President Donald Trump campaigned on renegotiating the North American Free Trade Agreement, known by its acronym NAFTA, calling it an “unfair” deal that puts foreign workers ahead of American interests and that it was “badly made,” creating a trade imbalance and hurting U.S. producers. The leaders of Canada and Mexico, the other two nations that are members of NAFTA along the U.S., Justin Trudeau and Enrique Peña Nieto, respectively, have expressed a willingness to modernise specific provisions of the trade deal, but are wholly opposed to ending the agreement or legislating sweeping changes to its language. Trump continues to float the possibility that the United States may terminate NAFTA if the negotiations don’t go their way, which Republicans and Democrats in Congress, as well as business leaders and the governments of Canada and Mexico, are opposed to. Trump seems to be very alone on this matter.
There are a few aspects of NAFTA that are in need of revisiting: Internet commerce was nonexistent when the agreement was negotiated. NAFTA was signed in 1993, long before the likes of Amazon, eBay and other internet market giants were around. In 2017, the most valuable U.S. companies are firms such as Apple, Alphabet, Microsoft, Amazon, and Facebook. There are intellectual-property issues that need to be sorted out, along with a few other issues related to digital commerce, telecom, and banking. The modern issue with NAFTA is about manufacturing. Trump (and other anti-trade politicians) has constantly repeated the mantra that NAFTA killed the U.S. manufacturing industry.

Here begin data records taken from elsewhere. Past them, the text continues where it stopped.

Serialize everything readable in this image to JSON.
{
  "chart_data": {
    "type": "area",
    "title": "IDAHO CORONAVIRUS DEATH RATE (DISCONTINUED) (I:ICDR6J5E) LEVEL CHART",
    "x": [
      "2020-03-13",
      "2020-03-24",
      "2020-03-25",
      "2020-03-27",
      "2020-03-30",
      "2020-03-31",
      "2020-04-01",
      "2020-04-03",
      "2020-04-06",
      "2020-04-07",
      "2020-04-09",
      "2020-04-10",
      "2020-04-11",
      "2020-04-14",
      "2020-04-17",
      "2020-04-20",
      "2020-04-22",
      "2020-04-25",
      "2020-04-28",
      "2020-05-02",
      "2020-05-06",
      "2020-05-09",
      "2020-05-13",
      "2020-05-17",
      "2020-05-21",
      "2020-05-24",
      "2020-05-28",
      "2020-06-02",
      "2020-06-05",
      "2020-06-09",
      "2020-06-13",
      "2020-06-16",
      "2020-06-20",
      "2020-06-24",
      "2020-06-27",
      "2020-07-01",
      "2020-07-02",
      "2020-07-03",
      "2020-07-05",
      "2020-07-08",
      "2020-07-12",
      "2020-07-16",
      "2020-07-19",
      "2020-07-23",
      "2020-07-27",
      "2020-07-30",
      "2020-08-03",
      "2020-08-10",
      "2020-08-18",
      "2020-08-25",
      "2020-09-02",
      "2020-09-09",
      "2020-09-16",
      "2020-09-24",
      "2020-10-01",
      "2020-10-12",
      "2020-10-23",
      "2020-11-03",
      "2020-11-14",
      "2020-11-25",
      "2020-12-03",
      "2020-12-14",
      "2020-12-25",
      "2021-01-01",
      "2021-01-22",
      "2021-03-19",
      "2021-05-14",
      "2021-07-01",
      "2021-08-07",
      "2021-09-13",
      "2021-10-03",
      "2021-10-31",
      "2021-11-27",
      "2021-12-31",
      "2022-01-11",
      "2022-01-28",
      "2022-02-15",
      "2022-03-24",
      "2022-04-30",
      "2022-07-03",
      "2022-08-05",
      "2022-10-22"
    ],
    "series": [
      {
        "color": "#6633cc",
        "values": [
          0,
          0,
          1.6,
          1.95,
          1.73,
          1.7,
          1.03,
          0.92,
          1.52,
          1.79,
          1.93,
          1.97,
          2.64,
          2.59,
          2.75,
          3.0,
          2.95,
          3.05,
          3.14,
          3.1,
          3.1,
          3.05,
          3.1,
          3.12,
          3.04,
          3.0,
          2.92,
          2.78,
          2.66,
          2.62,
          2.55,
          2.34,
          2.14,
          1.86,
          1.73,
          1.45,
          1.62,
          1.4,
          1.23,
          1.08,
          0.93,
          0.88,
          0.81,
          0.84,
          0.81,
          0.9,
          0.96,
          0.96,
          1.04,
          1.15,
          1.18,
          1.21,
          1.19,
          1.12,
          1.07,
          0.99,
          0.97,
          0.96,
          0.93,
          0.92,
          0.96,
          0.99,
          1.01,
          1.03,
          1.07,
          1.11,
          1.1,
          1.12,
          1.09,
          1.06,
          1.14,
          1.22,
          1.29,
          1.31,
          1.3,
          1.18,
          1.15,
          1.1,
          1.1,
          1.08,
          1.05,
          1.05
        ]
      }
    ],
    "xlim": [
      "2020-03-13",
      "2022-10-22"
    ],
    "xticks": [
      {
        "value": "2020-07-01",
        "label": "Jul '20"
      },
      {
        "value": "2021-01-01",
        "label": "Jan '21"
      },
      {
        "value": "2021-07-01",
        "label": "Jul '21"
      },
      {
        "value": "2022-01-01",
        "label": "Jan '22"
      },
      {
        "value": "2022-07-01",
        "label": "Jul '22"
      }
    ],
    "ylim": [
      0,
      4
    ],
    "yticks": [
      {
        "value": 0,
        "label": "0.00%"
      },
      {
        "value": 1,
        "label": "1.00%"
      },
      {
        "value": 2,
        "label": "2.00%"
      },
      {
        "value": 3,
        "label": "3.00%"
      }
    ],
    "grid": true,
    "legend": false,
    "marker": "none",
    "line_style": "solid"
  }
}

But American manufacturing is doing just fine, despite constant reports of its death. U.S. manufacturing output has, in fact, nearly doubled since the 1990s, when NAFTA was being negotiated. NAFTA is part of the reason for that: Our biggest export markets are Canada and Mexico. What has declined is manufacturing’s share of the work force, which is not by itself a bad thing. Our economy has become more tech-oriented and a lot more about service than manufacturing. NAFTA contributed to the explosive growth of the services sector of the U.S. economy, which has grown much more rapidly than manufacturing has and which now employs many more people. For a sense of scale, consider that financial services alone is a $1.4 trillion industry that accounts for more than 7 percent of U.S. economic output. That’s about twice the size of the automobile industry. And NAFTA has been a boon for other service-sector industries, too, from engineering to product design.
But while others are content with NAFTA remaining a low or zero-tariff free trade deal, going further, not backwards, may make more sense. In April of this year, I published a piece about why an EU-style Single Market might be better than the current arrangement, and that argument is made only stronger by the negotiations that have so far taken place between the U.S., Canada and Mexico. Disputes about Canadian lumber or Mexican VAT would be nonexistent if there was a transnational set of standards and tax policy. What would be accomplished would be a European Union-style border free economic treaty, harmonising areas such as finance, energy, telecoms, infrastructure, environmental protection, agriculture and fisheries, and education, and so on. Completely eliminating trade barriers and harmonising regulations among the national governments would ensure that North America operates uniformly in according with the highest market standards and would make the continent hugely competitive, given its current economic power.
If the U.S., Canada and Mexico were able to translate their regulatory regimes into a unitary mechanism, North America would be unstoppable. There are, of course, many technical hurdles that need to be addressed, chiefly the economic policies of the national governments and the process regarding the implementation of new measures, but we needn’t look further than Europe to learn how to harmonise legislation and regulation to make a continent competitive and growing.
Free trade agreements are a great way to open up market access and expand economies. They are also a great way to foster multi-national cooperation and advance globalisation, making the world’s economies more dependent on one another, reducing the likelihood of open conflict and isolationism. While Trump wants to move America’s trading relationship backwards, others have the courage to speak about moving it to the next step. Former Mexican President Vicente Fox supported the idea openly during his first campaign, saying he wants to see a "convergence of our two economies, convergence on the basic and fundamental variables of the economy, convergence on rates of interest, convergence on income of people, convergence on salaries." Moreover, he foresaw a U.S.-Mexico relationship that would "erase that border, open up that border for [the] free flow of products, merchandises, [and] capital as well as people". Many Canadian economists support "ambitious" goals like a single market, with some supporting a monetary union, but believing the incremental approach is more appropriate. The former Governor of the Bank of Canada, David Dodge, is quoted as having said that a monetary union is "an issue that should be considered once we have made more progress towards establishing a single market."
In March 2005, the Security and Prosperity Partnership of North America was formed by the heads of the three governments, which was a region-level dialogue with the stated purpose of providing greater cooperation on security and economic issues. The "amero" is the appellation given to what would be the North American Union's counterpart to the euro. It was first proposed in 1999 by Canadian economist Herbert G. Grubel. A senior fellow of the Fraser Institute think-tank, he published a book entitled The Case for the Amero in September 1999, the year that the euro became a virtual currency.
The ideas are out there. It will take time, but the idea of a North American Union should not go away. It should be fought for. The world should be moving forwards, not backwards.